Il est temps d’arrêter d’agir en secret

Lorsque les algorithmes prennent des décisions sur le contenu entrant à sélectionner et à qui il est envoyé, les machines prennent une décision éditoriale protégée. Contrairement aux décisions éditoriales des médias traditionnels dont les décisions éditoriales sont annoncées publiquement dans la presse ou à l’écran et uniformément vues par tous, les déterminations des plateformes sont secrètes: ni annoncées publiquement ni uniformément disponibles. La décision éditoriale algorithmique n’est décelable qu’accidentellement quant à la source de l’information et même au fait qu’elle est diffusée. Exiger des plates-formes qu’elles fournissent une API ouverte (interface de programmation d’application) à leurs entrées et sorties, avec des protections de confidentialité appropriées, n’interférerait pas avec la prise de décision éditoriale. Cela permettrait cependant à des tiers de construire leurs propres algorithmes afin que, comme d’autres médias, les résultats du processus éditorial soient vus par tous.
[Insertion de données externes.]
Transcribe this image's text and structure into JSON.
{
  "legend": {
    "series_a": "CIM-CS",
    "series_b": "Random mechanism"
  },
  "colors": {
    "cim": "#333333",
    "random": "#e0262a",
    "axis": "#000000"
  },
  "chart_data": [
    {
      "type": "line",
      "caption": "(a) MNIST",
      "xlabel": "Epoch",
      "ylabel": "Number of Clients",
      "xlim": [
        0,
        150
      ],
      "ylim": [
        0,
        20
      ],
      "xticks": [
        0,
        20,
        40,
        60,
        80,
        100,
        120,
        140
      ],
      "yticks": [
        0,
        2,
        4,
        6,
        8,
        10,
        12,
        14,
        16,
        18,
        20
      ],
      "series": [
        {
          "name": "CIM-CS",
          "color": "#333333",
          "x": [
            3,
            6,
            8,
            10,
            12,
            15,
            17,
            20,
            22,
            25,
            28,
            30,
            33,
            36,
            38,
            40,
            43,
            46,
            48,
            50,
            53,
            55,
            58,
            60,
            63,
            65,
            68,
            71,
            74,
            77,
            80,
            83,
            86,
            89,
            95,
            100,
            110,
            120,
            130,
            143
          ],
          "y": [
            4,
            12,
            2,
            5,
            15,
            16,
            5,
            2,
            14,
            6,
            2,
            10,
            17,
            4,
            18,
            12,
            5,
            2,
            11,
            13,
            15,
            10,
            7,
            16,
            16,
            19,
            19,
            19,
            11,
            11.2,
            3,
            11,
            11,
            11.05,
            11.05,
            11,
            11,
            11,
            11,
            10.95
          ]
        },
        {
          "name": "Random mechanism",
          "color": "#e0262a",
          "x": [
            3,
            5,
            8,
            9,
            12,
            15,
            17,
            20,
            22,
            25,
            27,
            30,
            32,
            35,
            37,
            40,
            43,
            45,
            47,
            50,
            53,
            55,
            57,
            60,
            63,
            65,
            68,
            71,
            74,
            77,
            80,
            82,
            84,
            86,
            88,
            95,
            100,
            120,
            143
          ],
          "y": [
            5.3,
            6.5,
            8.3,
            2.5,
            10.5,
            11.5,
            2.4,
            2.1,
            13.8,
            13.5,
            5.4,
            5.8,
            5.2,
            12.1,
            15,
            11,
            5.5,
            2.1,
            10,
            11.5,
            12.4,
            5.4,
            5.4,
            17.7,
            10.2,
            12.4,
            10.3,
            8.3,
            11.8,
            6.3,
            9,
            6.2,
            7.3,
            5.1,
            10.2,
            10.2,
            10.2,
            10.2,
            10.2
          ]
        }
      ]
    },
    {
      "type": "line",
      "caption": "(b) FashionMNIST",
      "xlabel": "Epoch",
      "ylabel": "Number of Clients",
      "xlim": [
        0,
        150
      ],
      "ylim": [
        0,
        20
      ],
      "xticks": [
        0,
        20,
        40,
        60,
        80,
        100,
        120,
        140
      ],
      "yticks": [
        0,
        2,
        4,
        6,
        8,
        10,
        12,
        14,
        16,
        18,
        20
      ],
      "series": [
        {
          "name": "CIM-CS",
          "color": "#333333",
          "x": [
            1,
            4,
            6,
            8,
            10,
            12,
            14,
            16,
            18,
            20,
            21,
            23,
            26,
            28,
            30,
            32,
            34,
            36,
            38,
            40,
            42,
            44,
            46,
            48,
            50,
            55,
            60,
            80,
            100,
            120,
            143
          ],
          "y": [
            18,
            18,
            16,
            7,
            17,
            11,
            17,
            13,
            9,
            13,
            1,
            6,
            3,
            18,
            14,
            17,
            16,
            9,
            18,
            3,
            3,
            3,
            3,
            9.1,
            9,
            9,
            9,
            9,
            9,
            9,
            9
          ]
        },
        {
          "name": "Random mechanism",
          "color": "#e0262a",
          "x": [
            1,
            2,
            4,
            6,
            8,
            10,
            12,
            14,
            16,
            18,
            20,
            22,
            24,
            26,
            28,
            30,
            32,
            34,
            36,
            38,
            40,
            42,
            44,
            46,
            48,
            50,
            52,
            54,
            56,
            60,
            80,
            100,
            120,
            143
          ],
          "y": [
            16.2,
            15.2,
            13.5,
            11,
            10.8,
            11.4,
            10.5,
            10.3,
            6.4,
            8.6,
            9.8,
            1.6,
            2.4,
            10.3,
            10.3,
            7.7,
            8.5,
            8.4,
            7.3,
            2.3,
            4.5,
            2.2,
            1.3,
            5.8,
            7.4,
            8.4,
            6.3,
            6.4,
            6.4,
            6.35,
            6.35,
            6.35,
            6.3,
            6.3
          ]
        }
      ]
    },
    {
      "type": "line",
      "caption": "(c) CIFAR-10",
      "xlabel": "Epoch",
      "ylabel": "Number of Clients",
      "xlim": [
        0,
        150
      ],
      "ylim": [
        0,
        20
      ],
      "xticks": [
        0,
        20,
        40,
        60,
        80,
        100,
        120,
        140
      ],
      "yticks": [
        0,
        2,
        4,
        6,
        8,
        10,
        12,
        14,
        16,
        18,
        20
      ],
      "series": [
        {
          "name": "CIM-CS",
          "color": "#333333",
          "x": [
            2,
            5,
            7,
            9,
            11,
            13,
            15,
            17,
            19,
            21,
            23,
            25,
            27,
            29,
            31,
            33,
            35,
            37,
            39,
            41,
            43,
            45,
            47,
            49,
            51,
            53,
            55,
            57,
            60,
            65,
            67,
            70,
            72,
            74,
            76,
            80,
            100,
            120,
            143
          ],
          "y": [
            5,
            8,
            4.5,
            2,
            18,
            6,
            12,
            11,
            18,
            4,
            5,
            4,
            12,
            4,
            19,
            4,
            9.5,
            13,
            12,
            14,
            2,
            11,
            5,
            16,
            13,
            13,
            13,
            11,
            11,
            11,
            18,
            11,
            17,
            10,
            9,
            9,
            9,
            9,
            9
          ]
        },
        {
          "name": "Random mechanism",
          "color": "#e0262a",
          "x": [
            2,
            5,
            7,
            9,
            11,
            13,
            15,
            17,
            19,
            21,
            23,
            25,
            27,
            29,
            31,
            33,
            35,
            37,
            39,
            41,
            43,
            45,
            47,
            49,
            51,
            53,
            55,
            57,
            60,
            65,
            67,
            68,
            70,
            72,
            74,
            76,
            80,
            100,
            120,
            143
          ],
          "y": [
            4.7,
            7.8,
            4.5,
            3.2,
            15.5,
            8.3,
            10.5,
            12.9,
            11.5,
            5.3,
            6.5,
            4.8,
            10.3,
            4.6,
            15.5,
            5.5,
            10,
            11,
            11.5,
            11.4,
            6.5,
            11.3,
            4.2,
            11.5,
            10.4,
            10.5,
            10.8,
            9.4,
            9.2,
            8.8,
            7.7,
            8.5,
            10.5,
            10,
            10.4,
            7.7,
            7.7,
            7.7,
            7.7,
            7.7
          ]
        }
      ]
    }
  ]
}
S’attendre à ce que les entreprises de médias sociaux assument la responsabilité de leurs pratiques n’est pas un problème du premier amendement. Ce n’est pas le contrôle ou le choix du gouvernement sur la circulation de l’information. C’est plutôt l’exercice responsable de la liberté d’expression. Il y a longtemps, il a été déterminé que le mensonge qui criait «FEU!» dans un théâtre bondé n’était pas la liberté d’expression. Nous devons maintenant déterminer quel est l’équivalent de «FEU!» dans le théâtre numérique bondé.